Often the German philosopher Friedrich Nietzsche is quoted and many times misquoted.
Usually the misquotation is simply, “God is dead.”
Though this is usually the extent to which Nietzsche is quoted, it is misleading and utterly distorts the what he was actually saying in context of the full quote.
Here is Nietzsche’s full quotation,
God is dead. God remains dead. And we have killed him. Yet his shadow still looms. How shall we comfort ourselves, the murderers of all murderers? What was holiest and mightiest of all that the world has yet owned has bled to death under our knives: who will wipe this blood off us? What water is there for us to clean ourselves? What festivals of atonement, what sacred games shall we have to invent? Is not the greatness of this deed too great for us? Must we ourselves not become gods simply to appear worthy of it? –The Gay Science, Section 125
This quote is a devastating judgment on his present-day culture at large and on the individual’s who claim to be peoples of faith. Instead of commenting on the existence of a deity, Nietzsche is providing commentary on his current culture’s state of faith in a deity.
Nietzsche was commenting on a few things with this quote:
1) He was living in a culture that was experiencing a movement of religious artificiality and hypocrisy.

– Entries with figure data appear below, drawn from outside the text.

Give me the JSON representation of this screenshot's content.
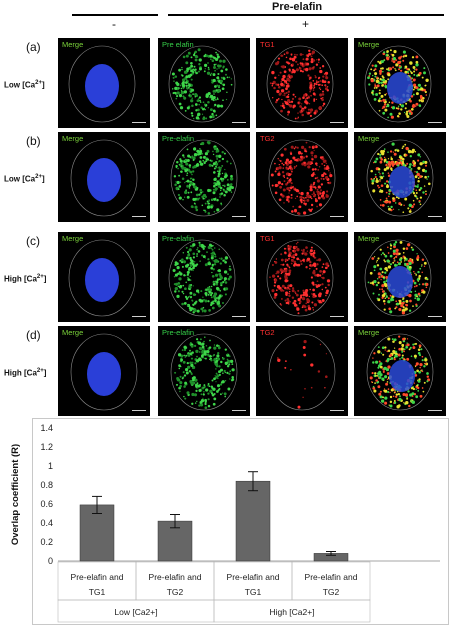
{
  "figure": {
    "header_title": "Pre-elafin",
    "minus_sign": "-",
    "plus_sign": "+"
  },
  "rows": [
    {
      "letter": "(a)",
      "condition_main": "Low [Ca",
      "condition_sup": "2+",
      "condition_end": "]",
      "panels": [
        {
          "label": "Merge",
          "color": "#7ad23a",
          "kind": "nucleus"
        },
        {
          "label": "Pre elafin",
          "color": "#37d24a",
          "kind": "green"
        },
        {
          "label": "TG1",
          "color": "#ff3030",
          "kind": "red"
        },
        {
          "label": "Merge",
          "color": "#7ad23a",
          "kind": "merge"
        }
      ]
    },
    {
      "letter": "(b)",
      "condition_main": "Low [Ca",
      "condition_sup": "2+",
      "condition_end": "]",
      "panels": [
        {
          "label": "Merge",
          "color": "#7ad23a",
          "kind": "nucleus"
        },
        {
          "label": "Pre-elafin",
          "color": "#37d24a",
          "kind": "green"
        },
        {
          "label": "TG2",
          "color": "#ff3030",
          "kind": "red"
        },
        {
          "label": "Merge",
          "color": "#7ad23a",
          "kind": "merge"
        }
      ]
    },
    {
      "letter": "(c)",
      "condition_main": "High [Ca",
      "condition_sup": "2+",
      "condition_end": "]",
      "panels": [
        {
          "label": "Merge",
          "color": "#7ad23a",
          "kind": "nucleus"
        },
        {
          "label": "Pre-elafin",
          "color": "#37d24a",
          "kind": "green"
        },
        {
          "label": "TG1",
          "color": "#ff3030",
          "kind": "red"
        },
        {
          "label": "Merge",
          "color": "#7ad23a",
          "kind": "merge"
        }
      ]
    },
    {
      "letter": "(d)",
      "condition_main": "High [Ca",
      "condition_sup": "2+",
      "condition_end": "]",
      "panels": [
        {
          "label": "Merge",
          "color": "#7ad23a",
          "kind": "nucleus"
        },
        {
          "label": "Pre-elafin",
          "color": "#37d24a",
          "kind": "green"
        },
        {
          "label": "TG2",
          "color": "#ff3030",
          "kind": "red"
        },
        {
          "label": "Merge",
          "color": "#7ad23a",
          "kind": "merge"
        }
      ]
    }
  ],
  "chart_data": {
    "type": "bar",
    "ylabel": "Overlap coefficient (R)",
    "ylim": [
      0,
      1.4
    ],
    "yticks": [
      "1.4",
      "1.2",
      "1",
      "0.8",
      "0.6",
      "0.4",
      "0.2",
      "0"
    ],
    "categories": [
      {
        "line1": "Pre-elafin and",
        "line2": "TG1"
      },
      {
        "line1": "Pre-elafin and",
        "line2": "TG2"
      },
      {
        "line1": "Pre-elafin and",
        "line2": "TG1"
      },
      {
        "line1": "Pre-elafin and",
        "line2": "TG2"
      }
    ],
    "groups": [
      {
        "label": "Low [Ca2+]"
      },
      {
        "label": "High [Ca2+]"
      }
    ],
    "values": [
      0.59,
      0.42,
      0.84,
      0.08
    ],
    "errors": [
      0.09,
      0.07,
      0.1,
      0.02
    ],
    "bar_color": "#666666",
    "grid": false
  }
}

Many in Nietzsche’s day were claiming to believe in God, but in practice, God made little to no difference in the actions and lives of those who were claiming this belief. It was solely lip service.
2) Nietzsche is repulsed by such artificiality and dishonesty, and penned these words to effectively say that he isn’t a participant in this artificial lifestyle. He rejected all forms of deism and theism.
3) Nietzsche was also being a bit anticipatory, I believe, when he said, What festivals of atonement, what sacred games shall we have to invent, implying he is fully expecting a kind of excuse or some sort of religious movement to take place, stemming from these calloused religious people, as a sort of restitution for their spiritual deadness. Nietzsche could have been expecting a sort of revival as an attempt to recover at least a face value piety where everyone would be jubilant and churches would be full and there would be a season where people in those “religious” communities and culture would do great things in the name of God to bring their religious stock back up to a place at which they would then become complacent and slowly slide back into religious nominalism.
What is the take away of this for Christians?
1) We should be aware of our tendencies to say that we are followers of Christ and yet not reflect Christ in our speech, actions, attitudes and relationships. In other words, we shouldn’t be hypocrites. We do affirm we are still sinners and will continue to sin until we have restored, glorified bodies, but we should not will ourselves to sin; we should not intentionally be hypocritical, which is the issue I think Nietzsche is dealing with: intentional and careless hypocrisy on the part of the religious community. If you profess to believe in God, live accordingly. If you won’t live accordingly, stop professing to have belief in God. The people who profess belief and live like devils “have killed him (God)” with their nominalism, as Nietzsche sees it, noting that Nietzsche himself is an atheist. Believers cannot be pleased with only having God’s “shadow loom” instead of being full of the presence of God himself. This is why we should be diligent about our walk with Christ, hence why we need much devotion to Scripture-reading, prayer, and church fellowship. Real Christians cannot be nominal Christians (Christians by name only; no real faith). Though we affirm that salvation is by faith alone, our works are outward evidences of that faith. Plus, it isn’t a very good apologetic to a watching world when “Christians” (saying that in such a way to guard against non-believers who think themselves to be believers) say they are following Christ but are actually living like devils with no regard to the will of God and the Word of God. As in Nietzsche’s case, it is no surprise he was put off by such artificiality.
2) There is nothing we can do to “make up” for our lack of passion and piety. Either we have it because we are born again in Christ or we don’t. We cannot, as Nietzsche stated, invent “games” or festivals or partake in activities that on the face presume to glorify God in order to make up for our lack of devotion. Either we will abide in Christ because we are true believers (nuance is permissible because all Christians go through seasons where such passion is hard to exhibit whether it be due to crushing personal circumstance or what have you, but still abide nevertheless), or we will not abide at all because we are not “of the Vine” (John 15). Let us not put on a facade of high spiritualism, it does us no good. Instead, being rooted in Christ, let us be passionate about His great gospel, and be devoted to sharing it with others.
God is, in fact, not dead. Though some who say they believe in God act as if He was dead, those who actually believe in Christ live in a way that testifies He is alive now, and forever more.